The movie biz has survived and even thrived through economic downturns because it offers cheap escape—not just in the form of entertainment, but as a reprieve from phones, eye contact, and daylight. This may not be the glamour we’re sold, but in this sense cinemas can be compared to cigarettes and lottery tickets. So perhaps it’s unwise for them to invest in bells-and-whistles—reclining or rumbling seats, in-seat food service, and reserved seating—which force ticket prices high enough for moviegoing to be considered a luxury. In the next downturn, will Netflix replace cinemas as the most accessible and enduring escape, or does escape require first leaving the house? Will Netflix prove to be even more resilient because it’s not enmeshed in an unwieldy media conglomerate, or will the collapse of its tech-justified valuation send us scurrying back to the cinemas?
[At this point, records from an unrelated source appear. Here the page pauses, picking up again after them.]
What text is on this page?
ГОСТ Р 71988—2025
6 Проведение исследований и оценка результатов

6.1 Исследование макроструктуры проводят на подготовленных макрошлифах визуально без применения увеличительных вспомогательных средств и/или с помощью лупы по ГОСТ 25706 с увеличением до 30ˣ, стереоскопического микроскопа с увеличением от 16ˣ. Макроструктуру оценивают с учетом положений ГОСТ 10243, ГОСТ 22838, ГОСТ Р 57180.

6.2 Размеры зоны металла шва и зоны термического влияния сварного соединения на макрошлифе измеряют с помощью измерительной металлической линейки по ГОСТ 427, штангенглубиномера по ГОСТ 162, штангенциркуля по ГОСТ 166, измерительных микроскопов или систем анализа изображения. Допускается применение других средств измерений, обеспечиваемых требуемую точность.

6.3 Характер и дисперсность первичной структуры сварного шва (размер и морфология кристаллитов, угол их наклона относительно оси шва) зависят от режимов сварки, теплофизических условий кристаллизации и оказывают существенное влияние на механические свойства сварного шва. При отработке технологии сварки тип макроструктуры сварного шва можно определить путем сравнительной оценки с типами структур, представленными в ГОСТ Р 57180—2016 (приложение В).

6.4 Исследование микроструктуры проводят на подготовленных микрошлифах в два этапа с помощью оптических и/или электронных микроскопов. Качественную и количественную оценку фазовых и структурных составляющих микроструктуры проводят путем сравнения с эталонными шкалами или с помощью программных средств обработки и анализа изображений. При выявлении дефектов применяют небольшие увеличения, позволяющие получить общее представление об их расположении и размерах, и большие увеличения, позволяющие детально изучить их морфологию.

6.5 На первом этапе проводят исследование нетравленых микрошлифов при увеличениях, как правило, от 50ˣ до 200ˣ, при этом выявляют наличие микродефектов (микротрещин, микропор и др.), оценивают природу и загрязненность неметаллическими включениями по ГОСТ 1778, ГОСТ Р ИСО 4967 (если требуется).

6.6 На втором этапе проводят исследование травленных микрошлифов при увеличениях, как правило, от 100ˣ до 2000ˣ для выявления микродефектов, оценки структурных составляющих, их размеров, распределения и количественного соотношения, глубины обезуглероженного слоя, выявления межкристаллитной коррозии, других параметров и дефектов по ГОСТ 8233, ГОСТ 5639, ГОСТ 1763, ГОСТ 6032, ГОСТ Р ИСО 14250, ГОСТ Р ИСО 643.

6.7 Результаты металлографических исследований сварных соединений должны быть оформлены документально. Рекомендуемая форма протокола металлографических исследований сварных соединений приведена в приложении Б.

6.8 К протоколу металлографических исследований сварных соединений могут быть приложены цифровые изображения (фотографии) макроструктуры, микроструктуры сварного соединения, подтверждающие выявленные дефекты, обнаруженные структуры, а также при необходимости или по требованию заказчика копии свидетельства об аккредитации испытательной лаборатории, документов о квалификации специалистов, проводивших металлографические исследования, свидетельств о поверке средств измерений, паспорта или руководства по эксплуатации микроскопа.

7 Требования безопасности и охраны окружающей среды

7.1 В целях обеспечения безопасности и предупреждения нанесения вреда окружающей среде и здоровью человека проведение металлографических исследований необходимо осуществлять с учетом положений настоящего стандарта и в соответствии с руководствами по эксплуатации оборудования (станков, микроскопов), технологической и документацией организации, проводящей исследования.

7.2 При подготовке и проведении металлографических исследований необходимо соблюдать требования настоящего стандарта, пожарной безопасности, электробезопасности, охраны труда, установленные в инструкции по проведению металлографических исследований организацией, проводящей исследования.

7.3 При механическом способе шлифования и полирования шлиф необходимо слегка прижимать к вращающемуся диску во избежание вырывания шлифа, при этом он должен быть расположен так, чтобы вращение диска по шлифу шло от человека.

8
The scientists propose a new model with dark energy and our Universe riding on an expanding bubble in an extra dimension. The whole Universe is accommodated on the edge of this expanding bubble.
Big punk data is the best big data – the history of Fugazi, visualized and charted in ridiculous, not-so-punk detail.
Late last year, a few international development experts surveyed the blockchain startups in their field, and unsurprisingly found that… well… there wasn’t a lot of there there. As they charitably put it, “despite all the hype about how blockchain will bring unheralded transparency to processes and operations in low-trust environments, the industry is itself opaque.” As Futurism less charitably put it in their report on the report, “out of 43 blockchain startups, zero have delivered products.”